The Journal of Thoracic and Cardiovascular Surgery, Vol 91, 716-722, Copyright © 1986 by The American Association for Thoracic Surgery and The Western Thoracic Surgical Association
Twenty-four-hour monitoring of esophagopharyngeal pH in outpatients. Use of four-channel pH probe and computerized system
WH Falor, J Miller, J Kraus, S Fannin, V Greczanik, N Crocker and B Taylor
A 24 hour computerized four-channel esophagopharyngeal pH system is
described. Using a 1.5 mm diameter esophageal probe containing four
separate antimony-tipped electrodes and a small patient-worn digital
recording computer, inpatient and outpatient studies are performed in the
physiologic environment of the patient's workplace or home.
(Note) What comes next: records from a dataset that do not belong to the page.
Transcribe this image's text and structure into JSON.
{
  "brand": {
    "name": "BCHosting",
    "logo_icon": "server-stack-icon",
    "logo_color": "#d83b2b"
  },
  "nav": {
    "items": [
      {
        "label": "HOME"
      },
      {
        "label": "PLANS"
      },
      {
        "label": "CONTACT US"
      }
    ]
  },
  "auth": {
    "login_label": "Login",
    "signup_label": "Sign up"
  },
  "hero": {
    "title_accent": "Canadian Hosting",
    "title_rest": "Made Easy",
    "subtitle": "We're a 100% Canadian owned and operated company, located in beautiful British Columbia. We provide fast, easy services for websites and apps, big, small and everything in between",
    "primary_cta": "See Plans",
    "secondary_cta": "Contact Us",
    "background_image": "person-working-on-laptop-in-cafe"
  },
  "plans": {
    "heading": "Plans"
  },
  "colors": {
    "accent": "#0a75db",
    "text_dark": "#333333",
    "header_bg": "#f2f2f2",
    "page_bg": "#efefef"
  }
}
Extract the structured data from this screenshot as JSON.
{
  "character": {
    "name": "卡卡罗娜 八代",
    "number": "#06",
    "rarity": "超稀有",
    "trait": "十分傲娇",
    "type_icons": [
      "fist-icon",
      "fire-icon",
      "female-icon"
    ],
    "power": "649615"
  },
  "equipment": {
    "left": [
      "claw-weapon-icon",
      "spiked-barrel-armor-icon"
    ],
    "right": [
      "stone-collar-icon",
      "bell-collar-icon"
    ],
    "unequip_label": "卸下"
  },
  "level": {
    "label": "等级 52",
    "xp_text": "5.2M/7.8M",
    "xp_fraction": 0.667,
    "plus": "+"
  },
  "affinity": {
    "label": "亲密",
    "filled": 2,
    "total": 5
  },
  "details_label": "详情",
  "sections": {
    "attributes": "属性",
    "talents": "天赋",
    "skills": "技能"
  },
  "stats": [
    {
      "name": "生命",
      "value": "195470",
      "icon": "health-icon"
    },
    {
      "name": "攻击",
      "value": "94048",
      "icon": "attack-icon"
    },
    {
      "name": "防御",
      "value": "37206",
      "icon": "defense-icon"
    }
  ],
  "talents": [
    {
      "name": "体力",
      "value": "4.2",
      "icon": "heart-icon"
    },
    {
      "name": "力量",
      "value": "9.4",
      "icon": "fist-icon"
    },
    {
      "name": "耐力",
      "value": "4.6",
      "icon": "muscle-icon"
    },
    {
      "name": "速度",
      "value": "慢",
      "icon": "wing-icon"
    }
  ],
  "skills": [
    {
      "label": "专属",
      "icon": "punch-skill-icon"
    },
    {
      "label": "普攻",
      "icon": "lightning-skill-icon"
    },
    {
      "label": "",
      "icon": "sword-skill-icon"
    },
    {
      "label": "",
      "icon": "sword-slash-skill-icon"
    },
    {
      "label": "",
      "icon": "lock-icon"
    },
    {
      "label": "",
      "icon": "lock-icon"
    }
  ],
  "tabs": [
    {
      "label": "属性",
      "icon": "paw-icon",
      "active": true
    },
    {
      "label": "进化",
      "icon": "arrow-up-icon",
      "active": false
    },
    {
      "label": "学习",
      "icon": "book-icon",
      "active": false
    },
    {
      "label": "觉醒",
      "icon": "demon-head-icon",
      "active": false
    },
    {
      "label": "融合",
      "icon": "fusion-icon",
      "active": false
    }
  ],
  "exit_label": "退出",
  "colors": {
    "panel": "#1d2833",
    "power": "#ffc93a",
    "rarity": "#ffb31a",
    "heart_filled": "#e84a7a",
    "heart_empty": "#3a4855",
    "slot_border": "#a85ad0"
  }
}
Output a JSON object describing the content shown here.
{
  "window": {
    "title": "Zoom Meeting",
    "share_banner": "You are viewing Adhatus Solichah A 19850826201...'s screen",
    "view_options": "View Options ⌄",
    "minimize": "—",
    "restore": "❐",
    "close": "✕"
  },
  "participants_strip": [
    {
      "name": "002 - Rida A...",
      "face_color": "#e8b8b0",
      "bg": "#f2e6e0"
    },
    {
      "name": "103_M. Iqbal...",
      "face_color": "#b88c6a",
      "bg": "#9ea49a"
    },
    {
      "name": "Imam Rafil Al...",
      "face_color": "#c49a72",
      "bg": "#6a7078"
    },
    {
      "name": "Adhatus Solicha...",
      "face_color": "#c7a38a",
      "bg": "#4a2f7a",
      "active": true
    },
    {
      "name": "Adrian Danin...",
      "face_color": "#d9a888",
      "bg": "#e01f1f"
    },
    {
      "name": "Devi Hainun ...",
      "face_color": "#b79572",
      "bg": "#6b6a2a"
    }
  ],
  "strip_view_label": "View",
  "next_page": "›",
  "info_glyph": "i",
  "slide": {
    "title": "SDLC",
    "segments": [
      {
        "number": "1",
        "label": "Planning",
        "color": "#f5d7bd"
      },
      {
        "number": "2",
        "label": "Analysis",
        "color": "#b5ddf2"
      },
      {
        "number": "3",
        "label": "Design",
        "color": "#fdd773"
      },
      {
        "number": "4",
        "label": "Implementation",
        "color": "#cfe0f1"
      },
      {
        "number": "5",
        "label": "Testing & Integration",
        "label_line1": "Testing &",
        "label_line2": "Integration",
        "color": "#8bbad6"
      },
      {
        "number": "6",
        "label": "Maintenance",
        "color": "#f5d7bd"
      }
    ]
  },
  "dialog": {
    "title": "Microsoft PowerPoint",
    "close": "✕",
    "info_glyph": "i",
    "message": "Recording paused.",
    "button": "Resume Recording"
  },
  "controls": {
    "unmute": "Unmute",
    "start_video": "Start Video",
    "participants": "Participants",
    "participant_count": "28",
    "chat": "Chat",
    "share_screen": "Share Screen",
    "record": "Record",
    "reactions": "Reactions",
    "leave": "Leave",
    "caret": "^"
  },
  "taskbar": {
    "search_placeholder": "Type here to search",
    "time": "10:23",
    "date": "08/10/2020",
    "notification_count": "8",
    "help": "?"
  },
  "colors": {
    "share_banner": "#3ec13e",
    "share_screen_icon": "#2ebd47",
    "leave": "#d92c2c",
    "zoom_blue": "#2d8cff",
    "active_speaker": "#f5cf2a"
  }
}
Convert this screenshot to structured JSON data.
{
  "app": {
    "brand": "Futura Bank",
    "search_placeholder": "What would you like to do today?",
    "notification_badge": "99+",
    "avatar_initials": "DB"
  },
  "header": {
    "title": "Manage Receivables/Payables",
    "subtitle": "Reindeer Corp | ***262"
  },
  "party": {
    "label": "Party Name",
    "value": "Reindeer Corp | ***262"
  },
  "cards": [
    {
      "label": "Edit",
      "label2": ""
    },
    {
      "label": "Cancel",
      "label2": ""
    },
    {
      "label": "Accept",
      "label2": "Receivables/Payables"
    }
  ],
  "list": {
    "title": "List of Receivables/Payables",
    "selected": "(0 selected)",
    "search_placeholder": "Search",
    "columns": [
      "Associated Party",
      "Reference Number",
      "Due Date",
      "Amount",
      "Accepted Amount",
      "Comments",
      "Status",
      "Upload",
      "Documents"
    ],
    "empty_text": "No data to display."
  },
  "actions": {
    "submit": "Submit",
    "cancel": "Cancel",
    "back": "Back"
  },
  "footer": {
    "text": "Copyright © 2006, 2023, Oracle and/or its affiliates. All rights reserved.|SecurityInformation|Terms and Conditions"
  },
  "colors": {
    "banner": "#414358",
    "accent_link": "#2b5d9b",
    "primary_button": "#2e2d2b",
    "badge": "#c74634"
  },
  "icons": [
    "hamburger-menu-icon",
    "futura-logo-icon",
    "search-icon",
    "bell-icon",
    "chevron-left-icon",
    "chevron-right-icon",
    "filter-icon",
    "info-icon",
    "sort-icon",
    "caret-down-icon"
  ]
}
Stored pH data
in the computer are teletransmitted from satellite esophageal pH
laboratories to a central esophageal pH laboratory for analysis, scoring,
printout, and storage. Satellite laboratories located in hospitals,
clinics, and physicians' offices use a minimum of equipment and obtain a
quality computer-based printout. This preserves patient- physician
relationships in the home environment and is cost-effective. Four case
reports are presented identifying the advantages derived from the
four-channel system localizing and quantifying the extent of cephalad
transport of refluxed upper gastrointestinal content. The system has unique
clinical and research potential in all age groups in such disparate
problems as sleep apnea, laryngitis, bradycardia and cardiac
irregularities, and aspiration pneumonia and pulmonary abscess.